Sunday, April 26, 2009

Late April Colour

There is no better shrub in any garden in late April than the Pieris. Our star specimen is a 15 foot tall Pieris forestii which will not be at its best for another week - so I've left this treat for your pleasure next weekend. This one is one of the dozens of new varieties that litter garden centres today. We grow a few of them, and keep the best, and this is the best. Its offers really nice variegation even when the bracts are not showing colour. A Pieris does like a good rich soil - even if it will survive almost anywhere. The little yellow plant in the background is a dwarf doronicum.

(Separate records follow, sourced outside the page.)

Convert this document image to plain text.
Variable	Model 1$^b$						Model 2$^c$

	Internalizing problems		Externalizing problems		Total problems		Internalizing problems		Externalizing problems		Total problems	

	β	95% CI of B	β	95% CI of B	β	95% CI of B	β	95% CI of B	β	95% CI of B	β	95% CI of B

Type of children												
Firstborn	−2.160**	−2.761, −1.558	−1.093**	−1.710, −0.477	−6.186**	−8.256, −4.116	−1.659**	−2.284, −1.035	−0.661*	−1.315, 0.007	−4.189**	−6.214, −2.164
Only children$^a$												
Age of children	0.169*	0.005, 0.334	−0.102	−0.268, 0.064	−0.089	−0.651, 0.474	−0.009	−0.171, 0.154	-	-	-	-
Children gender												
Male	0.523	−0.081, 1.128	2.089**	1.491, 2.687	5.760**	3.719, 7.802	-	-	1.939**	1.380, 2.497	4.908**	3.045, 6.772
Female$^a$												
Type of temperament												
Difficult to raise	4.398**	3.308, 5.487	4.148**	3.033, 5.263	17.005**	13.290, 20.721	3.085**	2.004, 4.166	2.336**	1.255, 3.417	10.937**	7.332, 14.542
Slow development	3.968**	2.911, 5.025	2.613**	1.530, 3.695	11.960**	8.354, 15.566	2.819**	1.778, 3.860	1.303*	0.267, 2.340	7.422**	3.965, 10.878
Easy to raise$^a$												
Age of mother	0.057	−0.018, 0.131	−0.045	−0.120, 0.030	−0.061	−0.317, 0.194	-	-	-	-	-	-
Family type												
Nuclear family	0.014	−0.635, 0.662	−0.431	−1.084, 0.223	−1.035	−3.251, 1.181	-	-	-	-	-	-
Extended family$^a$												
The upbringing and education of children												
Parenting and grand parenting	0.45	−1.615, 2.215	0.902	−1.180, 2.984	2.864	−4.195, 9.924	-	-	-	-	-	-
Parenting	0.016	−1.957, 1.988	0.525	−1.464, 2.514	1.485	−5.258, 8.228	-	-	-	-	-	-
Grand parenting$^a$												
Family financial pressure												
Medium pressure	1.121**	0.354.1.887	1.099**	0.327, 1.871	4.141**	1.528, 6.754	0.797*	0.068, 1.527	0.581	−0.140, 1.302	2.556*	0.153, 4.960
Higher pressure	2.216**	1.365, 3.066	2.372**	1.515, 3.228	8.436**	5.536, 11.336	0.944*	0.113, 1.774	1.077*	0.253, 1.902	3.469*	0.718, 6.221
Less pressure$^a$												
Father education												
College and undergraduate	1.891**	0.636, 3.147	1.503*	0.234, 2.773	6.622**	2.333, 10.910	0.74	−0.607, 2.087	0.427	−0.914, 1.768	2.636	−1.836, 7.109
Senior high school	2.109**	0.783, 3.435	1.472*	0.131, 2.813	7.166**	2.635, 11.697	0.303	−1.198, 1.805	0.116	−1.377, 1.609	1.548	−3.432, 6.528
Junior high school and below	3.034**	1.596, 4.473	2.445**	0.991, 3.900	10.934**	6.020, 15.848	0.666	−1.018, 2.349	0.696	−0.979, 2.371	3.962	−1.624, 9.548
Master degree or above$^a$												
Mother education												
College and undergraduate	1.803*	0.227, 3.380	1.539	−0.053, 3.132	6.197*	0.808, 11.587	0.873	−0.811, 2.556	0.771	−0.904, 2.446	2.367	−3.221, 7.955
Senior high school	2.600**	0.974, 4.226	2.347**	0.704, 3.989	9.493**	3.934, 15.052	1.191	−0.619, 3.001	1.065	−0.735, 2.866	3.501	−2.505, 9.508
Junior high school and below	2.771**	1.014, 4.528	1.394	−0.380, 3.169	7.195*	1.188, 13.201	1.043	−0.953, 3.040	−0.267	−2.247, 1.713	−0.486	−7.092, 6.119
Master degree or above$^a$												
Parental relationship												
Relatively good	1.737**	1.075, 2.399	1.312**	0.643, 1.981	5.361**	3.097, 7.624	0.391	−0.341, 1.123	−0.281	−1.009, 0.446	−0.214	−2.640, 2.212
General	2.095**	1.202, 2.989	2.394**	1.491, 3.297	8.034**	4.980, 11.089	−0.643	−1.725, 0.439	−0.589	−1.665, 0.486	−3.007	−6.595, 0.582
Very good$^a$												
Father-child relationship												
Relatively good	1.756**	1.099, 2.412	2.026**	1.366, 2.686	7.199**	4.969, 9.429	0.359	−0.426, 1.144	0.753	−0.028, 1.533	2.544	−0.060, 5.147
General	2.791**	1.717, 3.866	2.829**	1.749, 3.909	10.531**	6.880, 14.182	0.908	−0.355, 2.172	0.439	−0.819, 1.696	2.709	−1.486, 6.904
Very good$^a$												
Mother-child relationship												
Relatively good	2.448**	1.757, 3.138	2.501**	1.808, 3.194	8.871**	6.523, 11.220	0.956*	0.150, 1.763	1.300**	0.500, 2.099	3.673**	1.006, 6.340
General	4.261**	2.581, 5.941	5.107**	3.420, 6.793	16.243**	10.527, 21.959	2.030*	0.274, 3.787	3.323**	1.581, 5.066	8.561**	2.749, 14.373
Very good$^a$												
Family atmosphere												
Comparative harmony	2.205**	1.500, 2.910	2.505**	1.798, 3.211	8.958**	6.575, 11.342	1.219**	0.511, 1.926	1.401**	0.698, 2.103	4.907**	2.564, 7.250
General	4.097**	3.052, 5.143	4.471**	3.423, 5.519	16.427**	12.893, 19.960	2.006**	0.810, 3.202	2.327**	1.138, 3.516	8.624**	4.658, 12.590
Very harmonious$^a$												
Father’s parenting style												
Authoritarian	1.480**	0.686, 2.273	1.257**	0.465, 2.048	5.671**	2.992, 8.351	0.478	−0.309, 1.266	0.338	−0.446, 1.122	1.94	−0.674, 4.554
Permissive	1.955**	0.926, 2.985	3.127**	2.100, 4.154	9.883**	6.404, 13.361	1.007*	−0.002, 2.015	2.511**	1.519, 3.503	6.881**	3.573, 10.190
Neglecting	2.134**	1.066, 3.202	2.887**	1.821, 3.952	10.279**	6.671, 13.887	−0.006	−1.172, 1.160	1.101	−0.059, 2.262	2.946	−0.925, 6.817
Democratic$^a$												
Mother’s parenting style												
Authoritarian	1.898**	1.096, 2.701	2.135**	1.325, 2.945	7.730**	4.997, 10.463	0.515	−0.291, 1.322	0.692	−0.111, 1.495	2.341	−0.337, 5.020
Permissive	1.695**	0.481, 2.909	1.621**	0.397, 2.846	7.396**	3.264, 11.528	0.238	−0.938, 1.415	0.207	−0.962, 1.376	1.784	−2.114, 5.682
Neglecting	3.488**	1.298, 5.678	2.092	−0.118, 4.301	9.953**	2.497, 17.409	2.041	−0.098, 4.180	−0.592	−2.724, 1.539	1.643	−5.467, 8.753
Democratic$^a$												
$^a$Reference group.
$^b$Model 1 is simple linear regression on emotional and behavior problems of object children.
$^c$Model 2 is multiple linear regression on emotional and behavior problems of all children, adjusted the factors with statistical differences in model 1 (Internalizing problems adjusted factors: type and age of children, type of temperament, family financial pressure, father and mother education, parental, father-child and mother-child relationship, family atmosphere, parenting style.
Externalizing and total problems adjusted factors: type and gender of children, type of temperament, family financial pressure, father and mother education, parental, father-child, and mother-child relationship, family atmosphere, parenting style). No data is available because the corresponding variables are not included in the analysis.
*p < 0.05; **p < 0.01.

We grow several rhododendrons. One was featured on this blog last weekend, and there will be another next weekend. This variety is not particularly striking as a shrub, but it does carry brilliant individual blooms. Its still a young plant, but so far the downside is that there are not many blooms. Perhaps it will improve with age. But this one bloom has made it worth growing in my book.

And my third offering today is one of the Azaleas. We grow the deciduous varieties mostly, but I'm really taken with this one, which I bought for a fiver in an end-of-season sale. We've been around the Derwen Garden Centre today, and there were some super examples of this type of Azalea. Didn't buy because they were not showing full colour yet, and I want to know exactly what colour I'm buying.